Sebagai kesimpulan yang
lebih luas, saya menyimpulkan bahwa hilangnya Richie malah bagus buat MSP karena
di masa Post-modern ini mereka mau rebel ke siapa (lagi) dan seperti siapa
(lagi)? Che Guevara sudah jadi simbol keseksian anak muda tanggung yang belajar
“kiri”, Castro sudah diambang maut, palu arit sudah jadi lambang saja, tidak
lebih dari itu, semua pengusungnya sudah runtuh, kalaupun Richie masih ada dan
mengiblatkan diri pada sosok pemimpin baru yang rebel, mau memilih siapa dia?
Chavez sudah mati, 5 orang yang satu tipe dengannya sudah mati atau hampir mati
karena tiba-tiba terkena kanker, mau meniru presiden Iran?

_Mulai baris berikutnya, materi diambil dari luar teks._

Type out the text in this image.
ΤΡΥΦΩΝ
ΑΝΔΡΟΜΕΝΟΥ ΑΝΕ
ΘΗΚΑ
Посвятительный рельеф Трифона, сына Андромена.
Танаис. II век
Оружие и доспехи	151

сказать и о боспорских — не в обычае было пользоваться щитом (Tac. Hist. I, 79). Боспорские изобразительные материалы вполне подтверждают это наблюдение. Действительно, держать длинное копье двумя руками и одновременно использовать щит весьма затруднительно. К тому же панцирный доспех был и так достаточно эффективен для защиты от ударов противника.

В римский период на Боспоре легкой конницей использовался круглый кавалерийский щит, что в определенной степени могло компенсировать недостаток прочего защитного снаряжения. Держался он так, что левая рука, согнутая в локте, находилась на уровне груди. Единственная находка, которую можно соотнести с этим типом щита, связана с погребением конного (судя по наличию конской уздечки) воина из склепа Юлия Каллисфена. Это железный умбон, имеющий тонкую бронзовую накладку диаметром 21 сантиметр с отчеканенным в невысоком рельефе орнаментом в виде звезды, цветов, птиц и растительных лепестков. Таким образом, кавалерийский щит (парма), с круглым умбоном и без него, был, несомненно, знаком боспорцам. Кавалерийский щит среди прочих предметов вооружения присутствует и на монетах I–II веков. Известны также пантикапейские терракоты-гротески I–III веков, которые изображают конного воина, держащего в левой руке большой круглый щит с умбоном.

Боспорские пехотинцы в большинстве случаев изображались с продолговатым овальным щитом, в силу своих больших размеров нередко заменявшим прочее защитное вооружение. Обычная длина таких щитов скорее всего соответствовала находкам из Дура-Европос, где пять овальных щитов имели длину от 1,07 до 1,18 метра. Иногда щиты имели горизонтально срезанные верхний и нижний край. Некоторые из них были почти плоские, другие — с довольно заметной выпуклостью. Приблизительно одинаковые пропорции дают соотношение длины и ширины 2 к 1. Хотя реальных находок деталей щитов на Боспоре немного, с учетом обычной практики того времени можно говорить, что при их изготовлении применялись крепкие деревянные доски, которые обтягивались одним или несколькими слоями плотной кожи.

Ahh sepertinya
mereka tidak terlalu peduli atau tertarik dengan masalah imperium pan-arab.
Memang hematnya cukup itu cukup, dan memang benar kata James kadang “Everything
Must Go”, dan bagi saya hal ini adalah hal yang menyenangkan, karena akhirnya
saya berani menulis lagi dan berani menceritakan pengalaman batin saya lagi
terhadap sebuah musik dan pelakunya. Terima kehadiran saya kembali, semoga jauh
lebih baik dibanding kehadiran saya di masa lalu. Selamat malam, ingat
Everything Must Go, baik yang pergi dan baik yang datang kita musti
merelakannya. Salam
(Ditulis sembari
diiringi From Despairs To Where – The Manics)

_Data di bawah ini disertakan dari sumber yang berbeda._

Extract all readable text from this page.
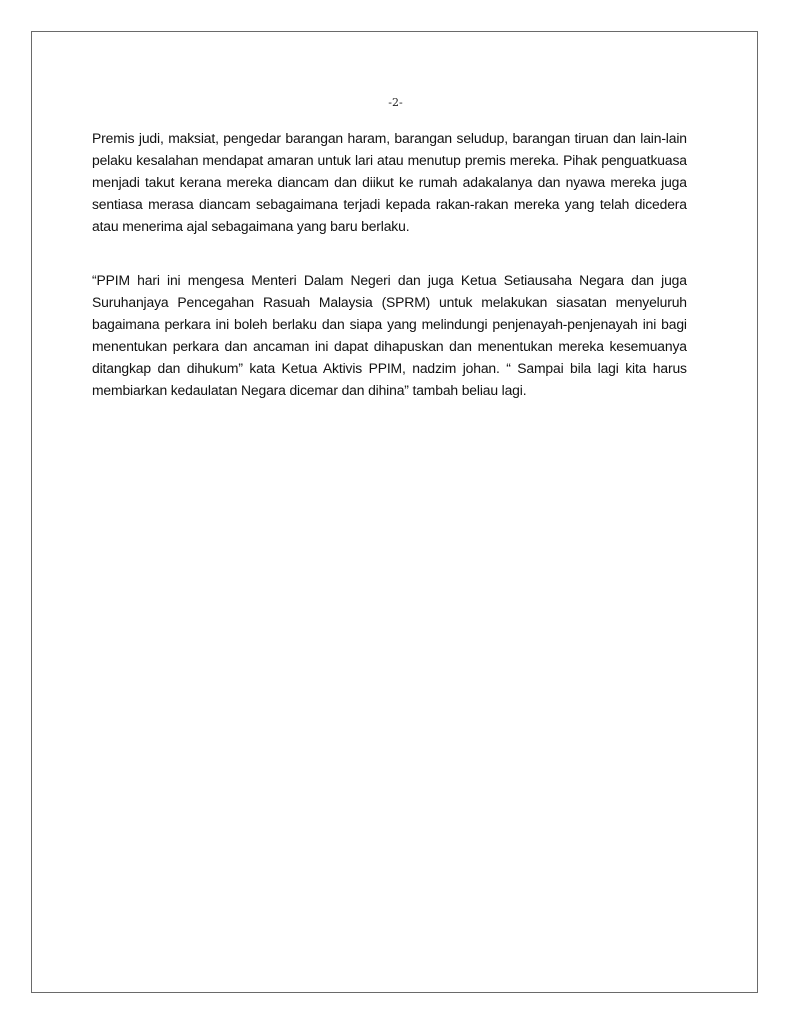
-2-

Premis judi, maksiat, pengedar barangan haram, barangan seludup, barangan tiruan dan lain-lain pelaku kesalahan mendapat amaran untuk lari atau menutup premis mereka. Pihak penguatkuasa menjadi takut kerana mereka diancam dan diikut ke rumah adakalanya dan nyawa mereka juga sentiasa merasa diancam sebagaimana terjadi kepada rakan-rakan mereka yang telah dicedera atau menerima ajal sebagaimana yang baru berlaku.

“PPIM hari ini mengesa Menteri Dalam Negeri dan juga Ketua Setiausaha Negara dan juga Suruhanjaya Pencegahan Rasuah Malaysia (SPRM) untuk melakukan siasatan menyeluruh bagaimana perkara ini boleh berlaku dan siapa yang melindungi penjenayah-penjenayah ini bagi menentukan perkara dan ancaman ini dapat dihapuskan dan menentukan mereka kesemuanya ditangkap dan dihukum” kata Ketua Aktivis PPIM, nadzim johan. “ Sampai bila lagi kita harus membiarkan kedaulatan Negara dicemar dan dihina” tambah beliau lagi.
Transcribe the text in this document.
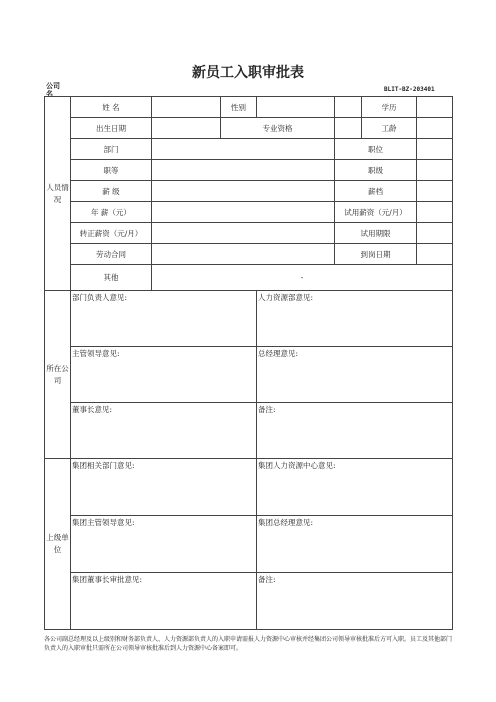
新员工入职审批表
公司名
BLIT-BZ-203401
人员情况	姓 名		性别			学历	
	出生日期		专业资格			工龄	
	部门				职位		
	职等				职级		
	薪 级				薪档		
	年 薪（元）				试用薪资（元/月）		
	转正薪资（元/月）				试用期限		
	劳动合同				到岗日期		
	其他	-					
所在公司	部门负责人意见:			人力资源部意见:			
	主管领导意见:			总经理意见:			
	董事长意见:			备注:			
上级单位	集团相关部门意见:			集团人力资源中心意见:			
	集团主管领导意见:			集团总经理意见:			
	集团董事长审批意见:			备注:			
各公司副总经理及以上级别和财务部负责人、人力资源部负责人的入职申请需报人力资源中心审核并经集团公司领导审核批准后方可入职。员工及其他部门负责人的入职审批只需所在公司领导审核批准后到人力资源中心备案即可。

*Artikel ini ditulis oleh teman, rekan, sejawat, saudara seperjuangan Wiman Rizkidarajat, Vokalis dari band progresif cerdas asal Yogyakarta; Spider's Last Moment.
Kontributor lepas untuk Ear Magazine, serta beberapa kali menjadi narasumber mengenai musik Sludge di radio maupun media cetak.